Alamo Fast Draw Transcript Episode 43 10:04- 17:21 Do You Have a Question?
Ledslinger:
Do you have a question for anybody over here? We’ve got pretty talented and knowledgeable people on the line right now.
PJ Colt: Well,______________________________. (Can’t make out the dialogue at all.)
Alamo Fast Draw: Okay. I’m gonna field that off to somebody else ‘cuz there’s people here that do competitions more than me. I’m gonna start from the bottom to the top and I’m gonna start with Ron Paul. Would you like to try to answer that?
Ron:
Okay… It sounds fascinating what they’re doing over there. As far as competitions over here basically we try to put a lot them in like festivals or fairs. For example, Andy Oakley days or we try to create a couple ourselves. Last year we had several fests. We don’t hold them only for precisely competition, but also for but also for side effect; to make it more interesting.
We would do shooting guns and rifles and some of the side matches. So a competition basically is a bunch of people getting together to have a good time who have the same interests. All trying to do the fastest speeds and consistent index points.
A lot of times we shoot blanks and a lot of the time we shoot blanks. Some other times, we’d shoot wads. This was in the old FDA which is predominantly the eastern part of the states.
Ledslinger: U, huh.
Ron:
Of course we’re in the east and of course Greg is out west who is our Vice Chairman . He’s trying to promote it out there along with other forms of Fast Draw. I hope that answers it.
PJ Colt:
In your competitions, what kind of shell do you shoot? _______________________.
(Can’t make out the dialogue at all)
Ron:
Okay, most of our… if I understand the question right. The majority of our guns out there are luther. Point blanks. They’re copper, highly modified to accept a wax bullet and a light barrel, aluminum barrel with a steel sleeve or titanium cylinder, black hammer, a lot of people fan. We also have people plumbing. And then there’s different styles which are bam glam, slapping, up fanning… And there are various different styles that are allowed in the competition. The guns have to meet a certain criteria that’s based on the competition.
Greg:
Well, in the United States there’s three different active associations shooting Fast Draw and they’re all single action guns, but they have slightly different cultures. For example, Ron and I, we shoot traditional fast draw and with traditional fast draw we’re talking about we can use steel line holsters.

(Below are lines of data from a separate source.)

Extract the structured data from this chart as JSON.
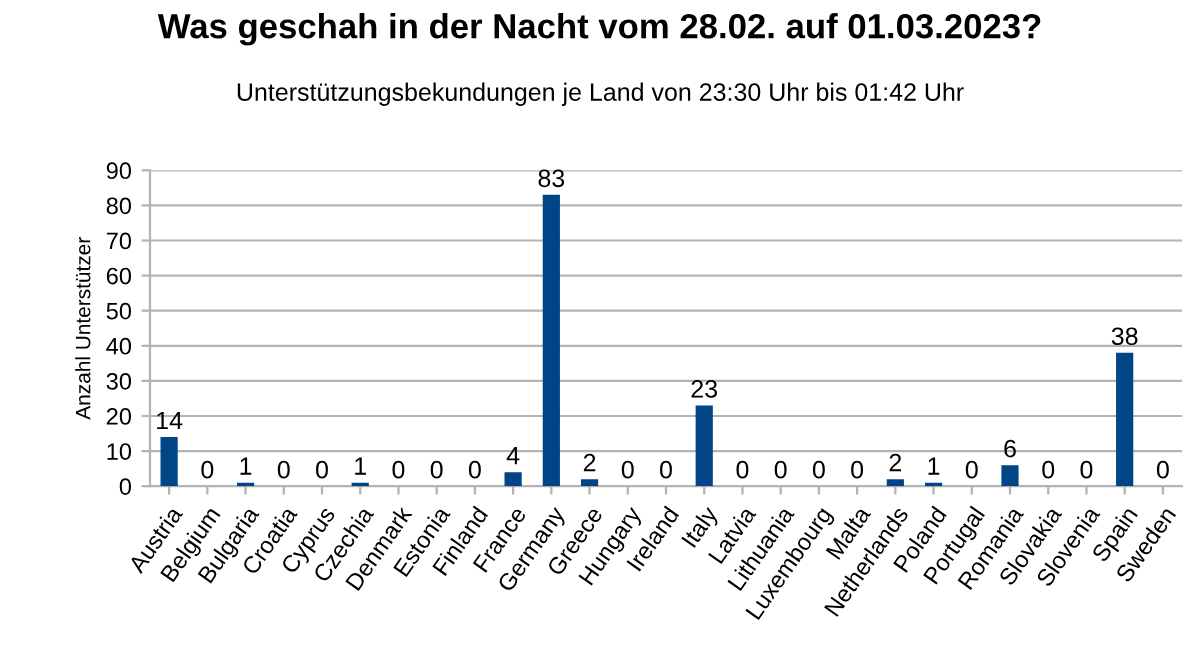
{
  "chart_data": {
    "type": "bar",
    "title": "Was geschah in der Nacht vom 28.02. auf 01.03.2023?",
    "subtitle": "Unterstützungsbekundungen je Land von 23:30 Uhr bis 01:42 Uhr",
    "ylabel": "Anzahl Unterstützer",
    "categories": [
      "Austria",
      "Belgium",
      "Bulgaria",
      "Croatia",
      "Cyprus",
      "Czechia",
      "Denmark",
      "Estonia",
      "Finland",
      "France",
      "Germany",
      "Greece",
      "Hungary",
      "Ireland",
      "Italy",
      "Latvia",
      "Lithuania",
      "Luxembourg",
      "Malta",
      "Netherlands",
      "Poland",
      "Portugal",
      "Romania",
      "Slovakia",
      "Slovenia",
      "Spain",
      "Sweden"
    ],
    "values": [
      14,
      0,
      1,
      0,
      0,
      1,
      0,
      0,
      0,
      4,
      83,
      2,
      0,
      0,
      23,
      0,
      0,
      0,
      0,
      2,
      1,
      0,
      6,
      0,
      0,
      38,
      0
    ],
    "color": "#004586",
    "ylim": [
      0,
      90
    ],
    "yticks": [
      0,
      10,
      20,
      30,
      40,
      50,
      60,
      70,
      80,
      90
    ],
    "grid": "y",
    "data_labels": true,
    "legend": false
  }
}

We can use fanning guns. We can use modified guns and these guns are more like race cars. They would take a lot more abuse than your PIETTA. We hit very very hard and come fast with that.
So, traditional Fast Draw is covered by the Ohio Fast Draw Association which is the oldest traditional court was incorporated in Ohio in 1960. The World Fast Draw Association actually came about around 1974. It was a merger of two other associations. The Western States and the Midwestern Fast Draw Association. And the World Fast Draw Association is predominantly in the Western States or west of the Mississippi. Ohio Fast Draw has traditionally been east of the Mississippi, but we shoot in a very similar style. Then the third association is the Cow Boy Association. It has its roots in traditional Fast Draw, but they use stock action guns.
There is live ammo behind them. It wouldn’t be safe to fire live ammo style in traditional fast draw because we lighten the barrels and things. They also wouldn’t allow steel reinforcements in their bolsters and part of that organization is emphasizing a little more on what it looks like from looking at pictures of fast draws in Scotland, the western wear is more appropriate to 1800 style. There’s not much that we use of that in traditional Fast Draw though, there’s certainly plenty of us in traditional fast draw that have their own gun fighter personas per se.
But, we tend to get ideas from Western Movies. From the John Wayne type clothes, from the Classic Gun Fighter Movies. But still fill our holsters with single action guns. Now Fast Draw in the United States it has diminished from its hay day say in the sixties and the seventies. It seems to be making resurgence and we tend to have our contests as much as possible in a festival type atmosphere like Ron Paul was saying. He mentioned Andy Oakley Day and I was able to go to that in Ohio last year. It’s a whole celebration of Western history.
We also did something like that out here in California which was the Henry Miller Wild West Weekend which was a town in central valley out here in California that has roots. It was a ranching and agricultural community here in California and it had Western roots and so we celebrated that last year for the fist time and we’ll be doing that again. So, we’re trying to put as much as possible our events attached to other events that just spell for us Western Culture.